The CSU is looking at various multi-campus synergy initiatives.

  • Build new and improved dorms. Redoing the dorms could accommodate more students and bring in much needed money for the university.

The Association does not have the ability to incur any more debt given current obligations. Campus Pointe was an alternative to provide more updated housing for students, faculty and staff at no cost to the Association.

  • Eliminate the reserved parking stalls in lot V under the solar panels. Change them to green parking.

Denoting the spaces as yellow or green limits future parking inventory management options due to collective bargaining agreements and financing options on new construction.

  • Don’t have major events at the Save Mart Center on a class day.
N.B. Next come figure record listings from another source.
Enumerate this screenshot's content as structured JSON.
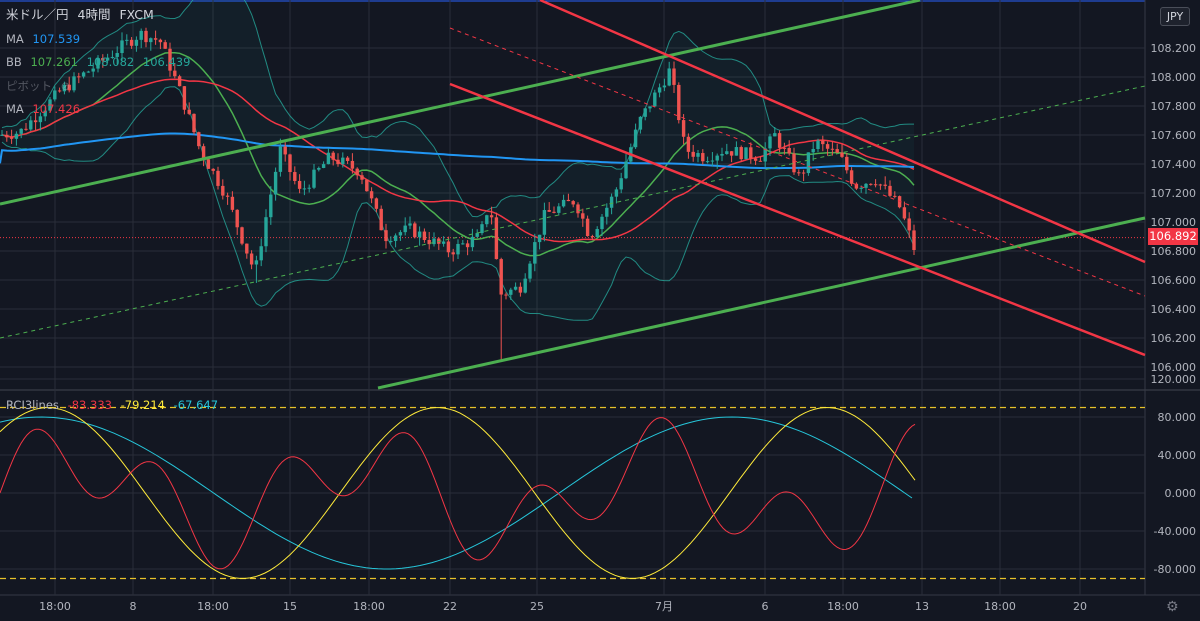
{
  "header": {
    "symbol": "米ドル／円",
    "interval": "4時間",
    "source": "FXCM",
    "currency_badge": "JPY"
  },
  "indicators": {
    "ma1": {
      "label": "MA",
      "value": "107.539",
      "color": "#2196f3"
    },
    "bb": {
      "label": "BB",
      "values": [
        "107.261",
        "108.082",
        "106.439"
      ],
      "colors": [
        "#4caf50",
        "#4caf50",
        "#26a69a"
      ]
    },
    "pivot": {
      "label": "ピボット"
    },
    "ma2": {
      "label": "MA",
      "value": "107.426",
      "color": "#f23645"
    }
  },
  "current_price": "106.892",
  "colors": {
    "up_candle": "#26a69a",
    "down_candle": "#ef5350",
    "channel_green": "#4caf50",
    "channel_red": "#f23645",
    "background": "#131722",
    "grid": "#2a2e39"
  },
  "chart_data": [
    {
      "type": "candlestick",
      "title": "米ドル／円 4時間 FXCM",
      "y_ticks": [
        "108.200",
        "108.000",
        "107.800",
        "107.600",
        "107.400",
        "107.200",
        "107.000",
        "106.800",
        "106.600",
        "106.400",
        "106.200",
        "106.000"
      ],
      "ylim": [
        105.88,
        108.35
      ],
      "x_ticks": [
        "18:00",
        "8",
        "18:00",
        "15",
        "18:00",
        "22",
        "25",
        "7月",
        "6",
        "18:00",
        "13",
        "18:00",
        "20"
      ],
      "last_price": 106.892,
      "grid": true,
      "series": [
        {
          "name": "MA",
          "last": 107.539
        },
        {
          "name": "BB",
          "last": [
            107.261,
            108.082,
            106.439
          ]
        },
        {
          "name": "MA",
          "last": 107.426
        }
      ],
      "lines": [
        "green ascending channel",
        "red descending channel",
        "dashed midlines"
      ]
    },
    {
      "type": "line",
      "title": "RCI3lines",
      "series": [
        {
          "name": "RCI short",
          "last": -83.333,
          "color": "#f23645"
        },
        {
          "name": "RCI mid",
          "last": -79.214,
          "color": "#ffeb3b"
        },
        {
          "name": "RCI long",
          "last": -67.647,
          "color": "#26c6da"
        }
      ],
      "y_ticks": [
        "120.000",
        "80.000",
        "40.000",
        "0.000",
        "-40.000",
        "-80.000"
      ],
      "ylim": [
        -100,
        120
      ],
      "levels": [
        90,
        -90
      ]
    }
  ],
  "rci": {
    "label": "RCI3lines",
    "values": [
      "-83.333",
      "-79.214",
      "-67.647"
    ]
  }
}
The guiding principle and mission for all our auxiliary operating units is to support the academic mission of the university and to serve our students. We are mindful of the potential conflicts and do our best to keep weekday events to a minimum and try to avoid weekday evening events during the academic semesters. Our standard practice for traffic/parking management is for the Save Mart Center staff to work with University Police and local law enforcement agencies on an approved traffic control plan for every event. Support is also provided to students, faculty, and staff by allowing daily campus parking in the Save Mart Center lots on non-event days to accommodate the general parking needs of the university.

  • The Foundation’s Benefit Burden is Too High

Currently, the average benefit burden rate for Foundation employees is 40%. However effective July 1, 2011, the Foundation Board has approved a maximum employer contribution rate for health benefits that will cover the employee only. This action should reduce this rate going forward for sponsored programs.

  • Create a system of categories for university bulletin e-mails indicated by subject line so that everyone will know if it pertains to them.

We agree that information overload is a problem. An option to limit the number of bulletin board messages you receive a day is currently available. You can sign up to receive only one bulletin board message a day that aggregates all messages sent that day.

Currently we are using a listserv and it does not allow us to manipulate any submissions. This is a good idea to consider in the future as we look into a new bulletin board system.